The CFC rules are completely inconsistent with the concept of income taxation in the first place (and quite possibly with constitutional principles as well). Indeed, the CFC rules do not aspire to tax income, but rather function as a kind of wealth tax. The FO in the above example has no income and yet taxes some sort of deemed income. But what if the FO therefore does not have the funds in the account to pay such a tax liability? In principle, he has three options:

  • failure to declare income = criminal offence
  • declares income but fails to pay = tax execution
  • borrows


The second problem
is the amount of the tariff. 25% is a lot, even given the example above. Even if the dividend is distributed in full to the shareholders as soon as possible, e.g. for a direct shareholding in a non-EU/EEA production company, the real rate would remain 25% and not 7%. This is in stark contrast to the stated aim of the law to tax unpaid dividends on artificial profits declared in tax havens.

I therefore propose to retain the 7% and to extend the exemption under § 51h para. 3, lit. (c) to all jurisdictions with which we have a double tax treaty.


The third problem
is the taxation of indirect shareholdings and holding companies. This is because here the same profit is taxed several times in succession as it is paid out through the different levels in the ownership structure.

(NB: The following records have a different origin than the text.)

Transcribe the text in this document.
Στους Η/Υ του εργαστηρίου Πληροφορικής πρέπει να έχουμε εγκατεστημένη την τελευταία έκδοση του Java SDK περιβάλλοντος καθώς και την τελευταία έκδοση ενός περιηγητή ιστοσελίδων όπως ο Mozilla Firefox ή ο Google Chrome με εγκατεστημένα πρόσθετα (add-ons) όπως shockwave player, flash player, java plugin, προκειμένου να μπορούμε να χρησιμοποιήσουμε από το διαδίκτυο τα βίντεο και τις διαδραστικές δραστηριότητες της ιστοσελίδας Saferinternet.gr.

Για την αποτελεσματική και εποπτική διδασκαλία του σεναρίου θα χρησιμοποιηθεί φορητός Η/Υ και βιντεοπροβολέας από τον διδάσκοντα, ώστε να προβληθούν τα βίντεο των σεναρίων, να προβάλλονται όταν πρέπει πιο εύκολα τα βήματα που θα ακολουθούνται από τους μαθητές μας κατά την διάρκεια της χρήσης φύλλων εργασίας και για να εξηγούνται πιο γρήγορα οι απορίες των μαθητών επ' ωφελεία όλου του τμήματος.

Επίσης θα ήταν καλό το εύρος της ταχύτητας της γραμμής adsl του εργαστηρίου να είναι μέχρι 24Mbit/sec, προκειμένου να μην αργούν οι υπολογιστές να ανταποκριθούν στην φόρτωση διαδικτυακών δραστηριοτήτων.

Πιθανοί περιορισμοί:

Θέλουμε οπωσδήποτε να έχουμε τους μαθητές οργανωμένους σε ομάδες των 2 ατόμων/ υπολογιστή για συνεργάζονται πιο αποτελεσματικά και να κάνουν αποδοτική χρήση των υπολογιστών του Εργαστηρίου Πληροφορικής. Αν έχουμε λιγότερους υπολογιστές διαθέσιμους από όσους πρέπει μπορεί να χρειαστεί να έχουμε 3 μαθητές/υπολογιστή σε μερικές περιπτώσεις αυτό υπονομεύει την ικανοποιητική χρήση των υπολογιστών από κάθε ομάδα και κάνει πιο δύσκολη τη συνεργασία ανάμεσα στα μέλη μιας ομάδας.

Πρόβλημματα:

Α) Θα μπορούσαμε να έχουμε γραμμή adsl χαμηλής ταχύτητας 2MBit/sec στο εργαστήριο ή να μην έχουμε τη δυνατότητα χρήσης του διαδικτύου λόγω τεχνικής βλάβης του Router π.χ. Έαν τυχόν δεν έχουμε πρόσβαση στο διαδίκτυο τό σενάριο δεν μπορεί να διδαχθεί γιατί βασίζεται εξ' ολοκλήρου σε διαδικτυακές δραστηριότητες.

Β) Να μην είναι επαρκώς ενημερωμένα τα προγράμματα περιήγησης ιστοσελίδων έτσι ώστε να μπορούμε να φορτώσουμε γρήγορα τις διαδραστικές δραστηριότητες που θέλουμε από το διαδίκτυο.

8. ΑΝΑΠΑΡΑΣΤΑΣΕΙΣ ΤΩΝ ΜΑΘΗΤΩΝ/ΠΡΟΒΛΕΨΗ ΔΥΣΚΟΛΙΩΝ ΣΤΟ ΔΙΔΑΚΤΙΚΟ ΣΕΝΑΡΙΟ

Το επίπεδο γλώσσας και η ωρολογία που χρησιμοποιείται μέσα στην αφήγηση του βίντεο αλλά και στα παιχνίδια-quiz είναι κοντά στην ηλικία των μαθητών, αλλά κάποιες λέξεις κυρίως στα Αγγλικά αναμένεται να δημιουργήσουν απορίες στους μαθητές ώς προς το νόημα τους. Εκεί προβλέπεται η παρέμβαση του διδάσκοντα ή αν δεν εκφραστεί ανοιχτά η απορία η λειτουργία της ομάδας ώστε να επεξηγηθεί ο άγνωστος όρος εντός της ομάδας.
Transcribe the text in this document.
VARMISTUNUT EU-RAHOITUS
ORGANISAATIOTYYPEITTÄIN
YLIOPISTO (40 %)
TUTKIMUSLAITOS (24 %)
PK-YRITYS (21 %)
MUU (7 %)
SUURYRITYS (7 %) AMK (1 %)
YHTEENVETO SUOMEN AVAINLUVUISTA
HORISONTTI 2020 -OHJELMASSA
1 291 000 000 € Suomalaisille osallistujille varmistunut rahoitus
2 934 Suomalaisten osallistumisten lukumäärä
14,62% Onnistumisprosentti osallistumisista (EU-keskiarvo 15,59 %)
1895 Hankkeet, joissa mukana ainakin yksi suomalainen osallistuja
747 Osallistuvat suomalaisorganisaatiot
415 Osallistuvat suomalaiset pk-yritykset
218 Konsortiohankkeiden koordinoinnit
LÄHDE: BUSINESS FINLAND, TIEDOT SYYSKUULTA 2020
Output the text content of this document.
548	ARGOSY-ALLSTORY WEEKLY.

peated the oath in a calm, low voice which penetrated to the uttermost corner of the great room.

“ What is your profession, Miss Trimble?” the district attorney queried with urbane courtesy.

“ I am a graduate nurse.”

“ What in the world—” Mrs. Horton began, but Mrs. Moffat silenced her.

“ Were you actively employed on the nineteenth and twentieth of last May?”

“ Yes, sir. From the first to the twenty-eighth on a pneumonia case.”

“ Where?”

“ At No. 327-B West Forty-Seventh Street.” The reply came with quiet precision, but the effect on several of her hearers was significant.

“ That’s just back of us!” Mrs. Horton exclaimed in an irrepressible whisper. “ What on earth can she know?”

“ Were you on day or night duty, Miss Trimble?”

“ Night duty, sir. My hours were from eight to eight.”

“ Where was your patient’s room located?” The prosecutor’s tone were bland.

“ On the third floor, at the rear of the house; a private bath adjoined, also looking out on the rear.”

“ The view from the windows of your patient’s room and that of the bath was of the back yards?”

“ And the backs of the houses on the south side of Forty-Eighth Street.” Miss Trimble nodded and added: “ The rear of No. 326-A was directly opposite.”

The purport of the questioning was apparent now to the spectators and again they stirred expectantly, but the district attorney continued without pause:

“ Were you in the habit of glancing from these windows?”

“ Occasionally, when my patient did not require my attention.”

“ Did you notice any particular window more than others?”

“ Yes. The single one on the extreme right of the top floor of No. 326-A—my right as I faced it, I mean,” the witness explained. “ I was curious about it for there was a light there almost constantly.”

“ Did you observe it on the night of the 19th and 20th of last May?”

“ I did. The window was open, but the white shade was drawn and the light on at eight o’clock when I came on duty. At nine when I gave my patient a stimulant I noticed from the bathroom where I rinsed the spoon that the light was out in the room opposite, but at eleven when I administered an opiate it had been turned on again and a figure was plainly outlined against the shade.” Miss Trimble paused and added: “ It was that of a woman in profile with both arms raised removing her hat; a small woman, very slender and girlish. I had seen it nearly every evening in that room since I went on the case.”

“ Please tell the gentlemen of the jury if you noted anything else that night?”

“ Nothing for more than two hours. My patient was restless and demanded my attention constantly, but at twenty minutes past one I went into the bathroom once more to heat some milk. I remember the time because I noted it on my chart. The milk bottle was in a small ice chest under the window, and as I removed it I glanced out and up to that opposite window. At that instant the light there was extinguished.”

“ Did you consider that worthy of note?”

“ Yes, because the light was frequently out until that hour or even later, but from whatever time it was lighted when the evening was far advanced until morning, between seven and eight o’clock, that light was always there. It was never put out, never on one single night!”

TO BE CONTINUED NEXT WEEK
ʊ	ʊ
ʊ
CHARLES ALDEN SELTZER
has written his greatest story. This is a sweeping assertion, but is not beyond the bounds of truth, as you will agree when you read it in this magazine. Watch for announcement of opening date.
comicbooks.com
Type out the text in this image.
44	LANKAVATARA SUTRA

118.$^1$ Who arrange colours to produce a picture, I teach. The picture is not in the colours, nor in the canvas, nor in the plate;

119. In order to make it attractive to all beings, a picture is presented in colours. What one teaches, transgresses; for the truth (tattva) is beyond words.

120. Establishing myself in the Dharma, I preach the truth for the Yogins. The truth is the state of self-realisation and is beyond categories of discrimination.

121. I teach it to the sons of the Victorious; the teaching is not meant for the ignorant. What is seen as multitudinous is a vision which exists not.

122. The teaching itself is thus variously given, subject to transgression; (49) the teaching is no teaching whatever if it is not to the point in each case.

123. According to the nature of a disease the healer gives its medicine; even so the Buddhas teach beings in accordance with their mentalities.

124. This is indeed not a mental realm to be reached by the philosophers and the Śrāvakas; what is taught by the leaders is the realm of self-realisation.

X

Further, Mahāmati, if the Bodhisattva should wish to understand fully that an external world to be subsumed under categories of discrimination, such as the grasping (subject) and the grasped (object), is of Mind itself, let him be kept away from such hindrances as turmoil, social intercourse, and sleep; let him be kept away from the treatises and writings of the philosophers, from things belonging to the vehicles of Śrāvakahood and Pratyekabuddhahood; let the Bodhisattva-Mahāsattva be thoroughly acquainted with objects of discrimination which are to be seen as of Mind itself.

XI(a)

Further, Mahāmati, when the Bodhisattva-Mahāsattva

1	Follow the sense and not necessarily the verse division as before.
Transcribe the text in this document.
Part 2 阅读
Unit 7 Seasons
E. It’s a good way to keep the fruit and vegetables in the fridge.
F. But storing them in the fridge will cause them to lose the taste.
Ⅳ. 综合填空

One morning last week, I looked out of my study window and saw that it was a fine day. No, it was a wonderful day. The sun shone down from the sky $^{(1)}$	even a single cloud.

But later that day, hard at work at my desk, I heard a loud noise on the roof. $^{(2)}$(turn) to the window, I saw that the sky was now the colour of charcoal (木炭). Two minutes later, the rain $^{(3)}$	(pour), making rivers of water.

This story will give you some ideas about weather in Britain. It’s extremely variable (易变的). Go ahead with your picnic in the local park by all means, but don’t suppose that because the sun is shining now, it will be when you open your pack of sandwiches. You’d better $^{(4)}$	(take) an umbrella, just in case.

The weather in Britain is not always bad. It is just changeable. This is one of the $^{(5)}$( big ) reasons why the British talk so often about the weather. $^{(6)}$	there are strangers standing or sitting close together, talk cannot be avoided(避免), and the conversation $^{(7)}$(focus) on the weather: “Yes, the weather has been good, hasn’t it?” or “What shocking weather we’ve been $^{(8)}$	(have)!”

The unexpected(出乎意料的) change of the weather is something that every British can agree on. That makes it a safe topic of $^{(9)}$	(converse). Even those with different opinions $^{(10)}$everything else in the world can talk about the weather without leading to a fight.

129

I therefore propose, for example, the non-application of the CFC tax to holding companies and the possibility of offsetting the dividend tax on indirect business holdings against the CFC tax paid by the subsidiary of the holding company (today’s legislation does not allow this in section 51i(3)) so as to exclude multiple taxation of the same profit.


The fourth problem
is the definition of “substance.” The proposal says in § 51h par. 3, para. (c) “…the economic activity actually carried on in the State for which it has personnel, facilities, tangible property, and intangible property.” Based on this definition, it appears that all 4 conditions must be met cumulatively. This is not feasible in critical cases.

In practice, the possibilities for the FO to prove that the above conditions are met are doubtful, as the foreign company is not governed by Slovak law. Moreover, neither the law nor the tax administration specifies in what specific way the fulfilment of the conditions is to be demonstrated.

I therefore propose to specify this condition while not requiring all 4 of the above conditions to be met.


The fifth problem
I see in the too low proportion (10%), as defined in § 51h par. 2, lit. c). Such a “shareholding” (i) impinges on legitimate private fund structures, (ii) increases the risk of being “forgotten” (since 10% is enough to be held with dependents, which the taxpayer may not really notice; at the same time, the definition of a dependent is very broad and extremely incomprehensible not only to non-experts – Section 2(n) of the Income Tax Act); and (iii) it is inconsistent with other “shareholdings” that the Income Tax Act is already familiar with – creating a disjointed environment with different rules.

I therefore propose a 50% share as is already the case with the CFC rules for corporations (section 17h).